Summit View holds online auction to fund free dementia group

Summit View Senior Community is holding its first online auction to help raise funds for the Sunshine Club, a group providing stimulation for dementia patients that the community offers free of charge to residents.

photo Back from rom left, Diana Walters, who holds a Doctorate of Sociology, chaplain Amie Beth Kennedy and music leader Chris Casbarro lead the Sunshine Group for dementia patients at Summit View Senior Community. Summit View is holding an online auction through May 15 in order to continue to offer the program free of charge to residents.

"It's a very hands-on, one-on-one program that stimulates them cognitively," said Kendra Coulter, community relations coordinator at Summit View.

The club is separated into four or five groups of no more than six patients, with each group meeting three times a day, five days a week.
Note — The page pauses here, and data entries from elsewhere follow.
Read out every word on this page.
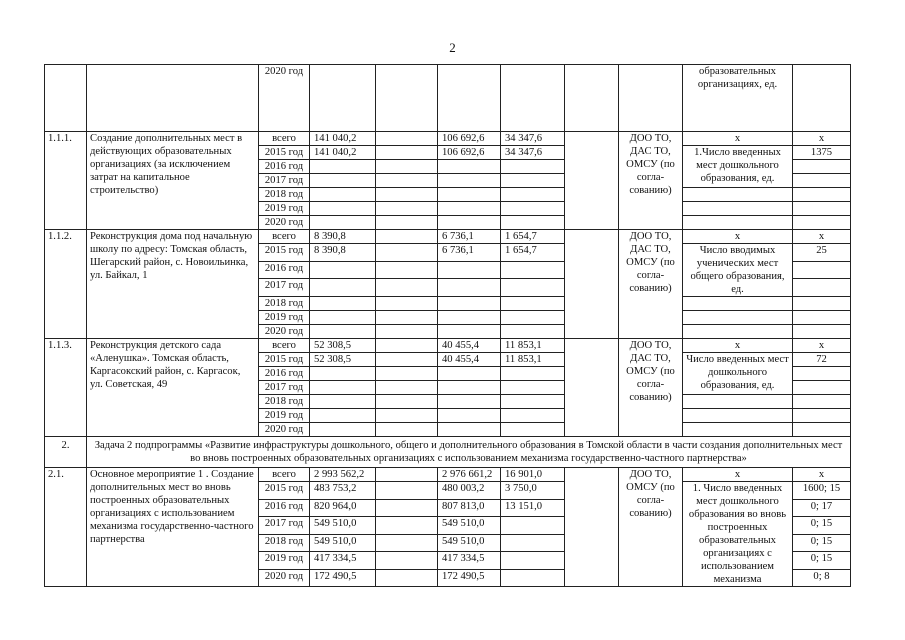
2
		2020 год							образовательных организациях, ед.	
1.1.1.	Создание дополнительных мест в действующих образовательных организациях (за исключением затрат на капитальное строительство)	всего	141 040,2		106 692,6	34 347,6		ДОО ТО, ДАС ТО, ОМСУ (по согла-сованию)	х	х
		2015 год	141 040,2		106 692,6	34 347,6			1.Число введенных мест дошкольного образования, ед.	1375
		2016 год								
		2017 год								
		2018 год								
		2019 год								
		2020 год								
1.1.2.	Реконструкция дома под начальную школу по адресу: Томская область, Шегарский район, с. Новоильинка, ул. Байкал, 1	всего	8 390,8		6 736,1	1 654,7		ДОО ТО, ДАС ТО, ОМСУ (по согла-сованию)	х	х
		2015 год	8 390,8		6 736,1	1 654,7			Число вводимых ученических мест общего образования, ед.	25
		2016 год								
		2017 год								
		2018 год								
		2019 год								
		2020 год								
1.1.3.	Реконструкция детского сада «Аленушка». Томская область, Каргасокский район, с. Каргасок, ул. Советская, 49	всего	52 308,5		40 455,4	11 853,1		ДОО ТО, ДАС ТО, ОМСУ (по согла-сованию)	х	х
		2015 год	52 308,5		40 455,4	11 853,1			Число введенных мест дошкольного образования, ед.	72
		2016 год								
		2017 год								
		2018 год								
		2019 год								
		2020 год								
2.	Задача 2 подпрограммы «Развитие инфраструктуры дошкольного, общего и дополнительного образования в Томской области в части создания дополнительных мест во вновь построенных образовательных организациях с использованием механизма государственно-частного партнерства»									
2.1.	Основное мероприятие 1 . Создание дополнительных мест во вновь построенных образовательных организациях с использованием механизма государственно-частного партнерства	всего	2 993 562,2		2 976 661,2	16 901,0		ДОО ТО, ОМСУ (по согла-сованию)	х	х
		2015 год	483 753,2		480 003,2	3 750,0			1. Число введенных мест дошкольного образования во вновь построенных образовательных организациях с использованием механизма	1600; 15
		2016 год	820 964,0		807 813,0	13 151,0				0; 17
		2017 год	549 510,0		549 510,0					0; 15
		2018 год	549 510,0		549 510,0					0; 15
		2019 год	417 334,5		417 334,5					0; 15
		2020 год	172 490,5		172 490,5					0; 8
She said activities may include listening to songs from the past or word recognition exercises.

"They are a lot more talkative and can pull things from their memory better," said Coulter of participants in the program, which started at Summit View six months ago. "It was adopted from a program in Australia to fit the needs of our residents."

Though the program is free for participants, it costs Summit View $60,000 a year to pay the staff necessary to keep the program's two-to-one ratio of patients to staff members, said Coulter. The Sunshine Club staff includes a doctor of sociology, a musical therapist and a chaplain, she said.

The online auction found at www.vintageisbeautiful.net is open for bidding until May 15 and includes items ranging from a vintage Coach bag to a training session and dinner with an Ultimate Fighting Champion to a charcoal portrait of the bidder that is worth $2,500.

Shipping is included in each item's cost. Items can be purchased through a Paypal account, said Coulter. Bidders will be notified of the items they will receive after May 15.